Bien écrit, réalisé et interprété, le film rappelle PI (Darren Aronofsky, 1998) ou MEMENTO (Christopher Nolan, 2000) car exhortant le récepteur à faire appel à sa logique et son esprit de déduction afin de reconstruire, après deux trois visions tout de même, le puzzle scénaristique. Néanmoins et à l'inverse des “modèles” précédemment cités, l'oeuvre de Carruth ne laisse jamais la possibilité à nos imaginaires de se hisser vers les hauteurs enivrantes d'une contemplation ici déçue par la prépondérance d'images ou bien dialogues au réalisme exacerbé. Trop occupé à décoder l'énigme, le spectateur éprouve certaines difficultés à ressentir pleinement le désarroi d'Aaron et Abe. L'exercice intellectuel entrave le processus d'identification et ce malgré de véritables efforts quant à transcrire l'affrontement des émotions contradictoires via des gros plans sur les visages angoissés. Suivant ce principe, PRIMER pèche là où JE T'AIME JE T'AIME d'Alain Resnais relève du trait de génie : comprendre le caractère dramatique de l'expérience comme une clef indispensable au décryptage du rébus.
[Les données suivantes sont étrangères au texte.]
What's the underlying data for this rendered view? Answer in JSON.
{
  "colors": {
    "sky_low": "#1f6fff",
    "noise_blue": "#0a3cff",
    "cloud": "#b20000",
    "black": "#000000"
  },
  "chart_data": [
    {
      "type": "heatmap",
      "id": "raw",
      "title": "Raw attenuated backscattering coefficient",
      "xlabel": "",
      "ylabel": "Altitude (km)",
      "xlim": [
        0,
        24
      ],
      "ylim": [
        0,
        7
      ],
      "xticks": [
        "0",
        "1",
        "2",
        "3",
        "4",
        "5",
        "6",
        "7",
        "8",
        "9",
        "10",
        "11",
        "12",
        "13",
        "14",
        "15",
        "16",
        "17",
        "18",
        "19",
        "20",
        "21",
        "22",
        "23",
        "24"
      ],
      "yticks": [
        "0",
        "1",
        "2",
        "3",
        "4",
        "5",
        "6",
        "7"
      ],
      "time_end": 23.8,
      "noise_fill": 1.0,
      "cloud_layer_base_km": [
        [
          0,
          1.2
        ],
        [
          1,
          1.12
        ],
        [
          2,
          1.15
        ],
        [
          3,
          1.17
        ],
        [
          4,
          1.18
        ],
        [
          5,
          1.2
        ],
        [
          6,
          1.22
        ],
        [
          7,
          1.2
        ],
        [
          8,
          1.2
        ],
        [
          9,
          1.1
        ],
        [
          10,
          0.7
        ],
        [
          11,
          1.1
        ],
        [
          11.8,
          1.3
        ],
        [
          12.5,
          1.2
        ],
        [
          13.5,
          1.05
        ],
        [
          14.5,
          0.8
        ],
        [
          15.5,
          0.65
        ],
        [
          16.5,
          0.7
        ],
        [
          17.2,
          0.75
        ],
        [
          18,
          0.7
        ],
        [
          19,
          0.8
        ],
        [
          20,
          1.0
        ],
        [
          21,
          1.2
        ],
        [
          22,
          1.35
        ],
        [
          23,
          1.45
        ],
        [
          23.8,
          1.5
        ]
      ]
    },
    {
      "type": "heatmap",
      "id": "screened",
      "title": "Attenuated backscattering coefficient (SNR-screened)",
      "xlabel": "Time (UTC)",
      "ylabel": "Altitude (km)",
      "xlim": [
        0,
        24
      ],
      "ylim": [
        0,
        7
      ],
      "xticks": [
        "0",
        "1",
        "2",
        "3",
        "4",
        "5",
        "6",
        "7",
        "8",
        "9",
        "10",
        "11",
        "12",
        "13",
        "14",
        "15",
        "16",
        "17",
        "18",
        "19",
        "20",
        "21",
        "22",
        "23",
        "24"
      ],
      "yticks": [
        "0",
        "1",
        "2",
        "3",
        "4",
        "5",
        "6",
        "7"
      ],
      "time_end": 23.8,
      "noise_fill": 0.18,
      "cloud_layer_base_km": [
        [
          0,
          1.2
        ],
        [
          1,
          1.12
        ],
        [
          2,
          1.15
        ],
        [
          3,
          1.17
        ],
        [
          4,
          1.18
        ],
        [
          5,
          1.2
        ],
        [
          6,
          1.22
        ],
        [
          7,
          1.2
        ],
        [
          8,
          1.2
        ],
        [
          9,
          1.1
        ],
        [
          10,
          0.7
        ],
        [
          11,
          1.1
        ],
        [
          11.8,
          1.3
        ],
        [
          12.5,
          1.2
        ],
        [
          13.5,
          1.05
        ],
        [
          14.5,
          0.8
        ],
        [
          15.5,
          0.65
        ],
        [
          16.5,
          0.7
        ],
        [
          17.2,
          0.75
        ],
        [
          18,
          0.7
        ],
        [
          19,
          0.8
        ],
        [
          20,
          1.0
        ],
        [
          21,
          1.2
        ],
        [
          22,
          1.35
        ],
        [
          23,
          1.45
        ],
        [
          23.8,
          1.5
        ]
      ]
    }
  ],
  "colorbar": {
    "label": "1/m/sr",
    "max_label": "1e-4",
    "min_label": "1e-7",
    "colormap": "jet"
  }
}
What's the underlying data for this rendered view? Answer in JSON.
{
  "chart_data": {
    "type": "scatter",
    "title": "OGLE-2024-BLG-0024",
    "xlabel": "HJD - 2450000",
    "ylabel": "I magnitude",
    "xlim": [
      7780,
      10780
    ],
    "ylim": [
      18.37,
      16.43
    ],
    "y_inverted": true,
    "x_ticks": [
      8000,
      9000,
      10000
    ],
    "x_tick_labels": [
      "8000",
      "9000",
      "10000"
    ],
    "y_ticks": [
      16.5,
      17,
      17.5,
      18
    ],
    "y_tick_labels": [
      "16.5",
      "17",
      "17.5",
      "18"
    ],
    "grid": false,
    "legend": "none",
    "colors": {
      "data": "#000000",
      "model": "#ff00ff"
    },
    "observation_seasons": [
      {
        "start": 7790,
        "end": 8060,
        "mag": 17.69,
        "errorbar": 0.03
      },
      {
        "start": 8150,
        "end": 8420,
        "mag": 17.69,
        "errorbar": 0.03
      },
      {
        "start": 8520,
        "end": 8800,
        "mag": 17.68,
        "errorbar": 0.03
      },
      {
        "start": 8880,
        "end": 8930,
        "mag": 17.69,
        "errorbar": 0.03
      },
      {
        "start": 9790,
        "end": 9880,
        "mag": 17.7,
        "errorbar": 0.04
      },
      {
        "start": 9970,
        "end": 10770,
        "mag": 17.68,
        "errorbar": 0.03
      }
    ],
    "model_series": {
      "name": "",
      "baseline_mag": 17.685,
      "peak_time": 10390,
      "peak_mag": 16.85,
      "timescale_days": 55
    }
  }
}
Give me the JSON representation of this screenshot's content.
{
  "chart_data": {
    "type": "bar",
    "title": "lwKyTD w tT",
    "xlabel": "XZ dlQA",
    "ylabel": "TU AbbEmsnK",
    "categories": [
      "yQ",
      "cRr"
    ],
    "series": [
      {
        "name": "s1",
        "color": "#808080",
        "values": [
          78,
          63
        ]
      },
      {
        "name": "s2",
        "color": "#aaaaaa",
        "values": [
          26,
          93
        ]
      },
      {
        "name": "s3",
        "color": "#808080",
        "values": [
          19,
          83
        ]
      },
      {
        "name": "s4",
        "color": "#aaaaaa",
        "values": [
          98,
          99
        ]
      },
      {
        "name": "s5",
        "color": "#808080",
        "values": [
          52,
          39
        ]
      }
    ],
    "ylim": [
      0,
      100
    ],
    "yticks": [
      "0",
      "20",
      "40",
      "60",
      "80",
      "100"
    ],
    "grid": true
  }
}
La spontanéité de l'impression brute dont David Lynch (MULHOLLAND DRIVE, 2001) ou Richard Kelly (DONNIE DARKO, 2001) ont bien saisi l'impact, par l'étrangeté mystérieuse de leurs métrages respectifs, s'érige peut-être comme l'une des formes du moins d'intelligence sinon de clairvoyance, des plus puissantes qui puissent exister et en ce sens qu'une oeuvre ne devrait guère négliger.

Super 16
Bande-annonce

L'édition française de PRIMER bénéficie de qualités techniques correctes. En premier lieu, l'image en 1.77 et 16/9ème présente le film dans le format d'origine du Super 16. En effet, curieusement, la bande annonce propose un cadrage en Scope 2.35, reniant ainsi le cadre initial tout en rognant de l'image en haut et en bas, et qui laisse à penser que le film fut exploité recadré de cette façon lors de sa diffusion dans les salles (américaines ?). De plus, l'excellent encodage restitue fidèlement le grain particulier du 16mm. Quant au son, l'absence de version française ne manque pas vraiment puisque, de toutes façons, inexistantes. L'opportune version originale anglais qui, sous-titrée et en Dolby Digital 2.0 Stéréo Dolby Surround (son d'origine), demeure fort agréable.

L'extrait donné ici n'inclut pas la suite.